Ignoring pleas by allies, Trump on Tuesday pulled out of an international deal with Iran that was agreed in 2015, a move that raises the risk of conflict in the Middle East and casts uncertainty over oil supplies in an already tight market.
Brent crude oil touched its highest since November 2014 above $77.40 US a barrel. The benchmark contract was up $2.06 barrel, or more than 2.7 per cent, at $76.91 US shortly after 11 a.m. ET.
U.S. light crude was up $1.95 a barrel, or almost 2.8 per cent, at $71.01 US.
In China, the biggest single buyer of Iranian oil, Shanghai crude futures hit their strongest in dollar terms since they were launched.
“Iran’s exports of oil to Asia and Europe will almost certainly decline later this year and into 2019 as some nations seek alternatives in order to avoid trouble with Washington and as sanctions start to bite,” said Sukrit Vijayakar, director of energy consultancy Trifecta.
Iran re-emerged as a major oil exporter in 2016 after international sanctions against it were lifted in return for curbs on its nuclear programme, with its April exports standing above 2.6 million barrels per day (bpd).
That made Iran the third-biggest exporter of crude within the Organization of the Petroleum Exporting Countries, behind Saudi Arabia and Iraq.
Walking away from the deal means the United States will likely re-impose sanctions against Iran after 180 days, unless some other agreement is reached before then.

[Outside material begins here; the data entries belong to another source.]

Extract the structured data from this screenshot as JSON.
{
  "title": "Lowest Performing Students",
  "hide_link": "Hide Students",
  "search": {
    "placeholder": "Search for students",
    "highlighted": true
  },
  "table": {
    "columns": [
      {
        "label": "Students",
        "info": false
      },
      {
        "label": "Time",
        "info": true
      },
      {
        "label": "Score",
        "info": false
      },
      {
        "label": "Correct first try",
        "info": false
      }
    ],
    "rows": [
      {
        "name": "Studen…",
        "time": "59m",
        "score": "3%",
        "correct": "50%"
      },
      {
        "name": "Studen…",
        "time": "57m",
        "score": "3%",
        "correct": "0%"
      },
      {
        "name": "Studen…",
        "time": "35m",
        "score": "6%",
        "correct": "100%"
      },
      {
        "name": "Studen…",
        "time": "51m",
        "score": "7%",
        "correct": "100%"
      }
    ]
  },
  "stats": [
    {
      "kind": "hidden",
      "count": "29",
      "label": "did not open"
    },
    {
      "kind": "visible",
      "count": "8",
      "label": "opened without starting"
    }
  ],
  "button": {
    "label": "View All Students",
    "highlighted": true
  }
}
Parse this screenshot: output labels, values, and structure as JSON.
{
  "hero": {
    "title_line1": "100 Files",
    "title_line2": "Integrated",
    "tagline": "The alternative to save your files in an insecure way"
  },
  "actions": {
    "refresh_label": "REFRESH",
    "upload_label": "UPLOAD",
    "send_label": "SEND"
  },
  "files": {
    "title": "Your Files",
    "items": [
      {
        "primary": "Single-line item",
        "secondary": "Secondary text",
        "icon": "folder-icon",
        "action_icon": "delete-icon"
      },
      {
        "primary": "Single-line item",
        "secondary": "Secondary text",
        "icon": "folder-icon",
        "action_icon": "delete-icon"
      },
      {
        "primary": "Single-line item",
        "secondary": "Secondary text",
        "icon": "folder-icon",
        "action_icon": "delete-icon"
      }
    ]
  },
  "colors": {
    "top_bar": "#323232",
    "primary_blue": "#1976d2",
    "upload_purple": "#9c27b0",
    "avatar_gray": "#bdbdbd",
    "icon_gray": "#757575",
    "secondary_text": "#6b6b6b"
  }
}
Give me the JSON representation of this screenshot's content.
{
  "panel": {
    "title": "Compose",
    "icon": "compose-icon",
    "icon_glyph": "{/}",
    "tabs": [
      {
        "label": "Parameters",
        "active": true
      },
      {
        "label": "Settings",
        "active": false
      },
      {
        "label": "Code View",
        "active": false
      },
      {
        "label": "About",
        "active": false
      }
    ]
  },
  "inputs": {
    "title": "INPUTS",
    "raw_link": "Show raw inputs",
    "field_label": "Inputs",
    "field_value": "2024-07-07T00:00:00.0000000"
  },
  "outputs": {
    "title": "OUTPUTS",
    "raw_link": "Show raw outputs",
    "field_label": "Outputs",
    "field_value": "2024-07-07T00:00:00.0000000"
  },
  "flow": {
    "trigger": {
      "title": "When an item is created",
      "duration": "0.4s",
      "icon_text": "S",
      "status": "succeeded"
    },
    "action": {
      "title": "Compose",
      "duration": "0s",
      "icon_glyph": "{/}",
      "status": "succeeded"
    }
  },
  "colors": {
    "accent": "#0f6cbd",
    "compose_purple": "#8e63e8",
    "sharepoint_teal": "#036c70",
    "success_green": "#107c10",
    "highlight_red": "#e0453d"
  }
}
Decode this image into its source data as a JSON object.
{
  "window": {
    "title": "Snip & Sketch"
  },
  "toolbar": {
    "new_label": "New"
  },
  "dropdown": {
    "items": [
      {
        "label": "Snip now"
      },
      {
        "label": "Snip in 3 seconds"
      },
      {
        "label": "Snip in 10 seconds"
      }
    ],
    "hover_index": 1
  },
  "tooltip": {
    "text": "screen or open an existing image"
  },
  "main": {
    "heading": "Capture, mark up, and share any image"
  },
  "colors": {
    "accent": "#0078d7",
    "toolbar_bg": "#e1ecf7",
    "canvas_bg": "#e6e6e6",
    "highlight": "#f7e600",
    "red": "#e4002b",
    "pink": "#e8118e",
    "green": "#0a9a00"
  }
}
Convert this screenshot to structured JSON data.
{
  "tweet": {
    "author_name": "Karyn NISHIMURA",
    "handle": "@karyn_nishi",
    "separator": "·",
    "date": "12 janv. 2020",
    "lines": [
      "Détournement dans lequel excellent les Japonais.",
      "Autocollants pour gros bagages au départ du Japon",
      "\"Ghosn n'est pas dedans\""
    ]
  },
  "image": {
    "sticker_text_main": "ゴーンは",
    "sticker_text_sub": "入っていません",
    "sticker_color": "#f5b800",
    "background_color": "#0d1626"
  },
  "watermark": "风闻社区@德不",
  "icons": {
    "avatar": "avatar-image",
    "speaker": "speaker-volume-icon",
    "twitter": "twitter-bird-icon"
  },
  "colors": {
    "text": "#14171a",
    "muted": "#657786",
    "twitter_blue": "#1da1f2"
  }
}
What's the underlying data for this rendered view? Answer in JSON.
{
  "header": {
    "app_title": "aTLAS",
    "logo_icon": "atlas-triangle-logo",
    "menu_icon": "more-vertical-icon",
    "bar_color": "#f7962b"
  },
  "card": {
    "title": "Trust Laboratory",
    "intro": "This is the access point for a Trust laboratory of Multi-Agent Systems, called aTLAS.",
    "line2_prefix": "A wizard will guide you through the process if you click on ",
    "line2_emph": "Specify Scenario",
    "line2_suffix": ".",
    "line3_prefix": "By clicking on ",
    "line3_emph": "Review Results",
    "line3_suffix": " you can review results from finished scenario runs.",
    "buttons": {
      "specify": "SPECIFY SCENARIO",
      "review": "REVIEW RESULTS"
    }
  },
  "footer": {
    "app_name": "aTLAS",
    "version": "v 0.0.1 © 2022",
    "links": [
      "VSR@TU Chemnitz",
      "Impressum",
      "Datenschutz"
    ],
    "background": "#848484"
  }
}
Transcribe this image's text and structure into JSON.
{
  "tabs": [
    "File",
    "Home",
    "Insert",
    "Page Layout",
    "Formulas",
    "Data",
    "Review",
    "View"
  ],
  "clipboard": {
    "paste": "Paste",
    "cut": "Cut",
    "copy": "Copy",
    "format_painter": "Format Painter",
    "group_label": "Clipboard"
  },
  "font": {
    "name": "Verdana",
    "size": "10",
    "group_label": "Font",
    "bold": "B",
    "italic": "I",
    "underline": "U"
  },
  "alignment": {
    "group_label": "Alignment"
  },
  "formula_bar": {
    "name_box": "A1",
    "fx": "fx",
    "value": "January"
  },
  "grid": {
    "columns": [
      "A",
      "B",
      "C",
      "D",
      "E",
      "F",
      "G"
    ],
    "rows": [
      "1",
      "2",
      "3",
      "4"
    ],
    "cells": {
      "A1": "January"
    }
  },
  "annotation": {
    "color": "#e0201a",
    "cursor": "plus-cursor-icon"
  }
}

Analysts’ estimates of the possible reduction in Iranian crude supplies as a result of any new U.S. sanctions range from as little as 200,000 bpd to as much as 1 million bpd, with most impact from 2019 as sanctions take time to be imposed.
Several refiners in Asia said on Wednesday they were seeking alternatives to Iranian supplies.
A number of countries have already cut reliance on Iranian oil, as well as other “traditional” sources of supply, due to surge in cheaper U.S. crude exports.
All key crude oil futures contracts saw traded volumes jump as investors took new positions and refiners hedged to protect themselves from higher feedstock prices.
Saudi Arabia said it would work with other producers to lessen the impact of any shortage in oil supplies. The country has been leading efforts since 2017 to withhold production to prop up prices.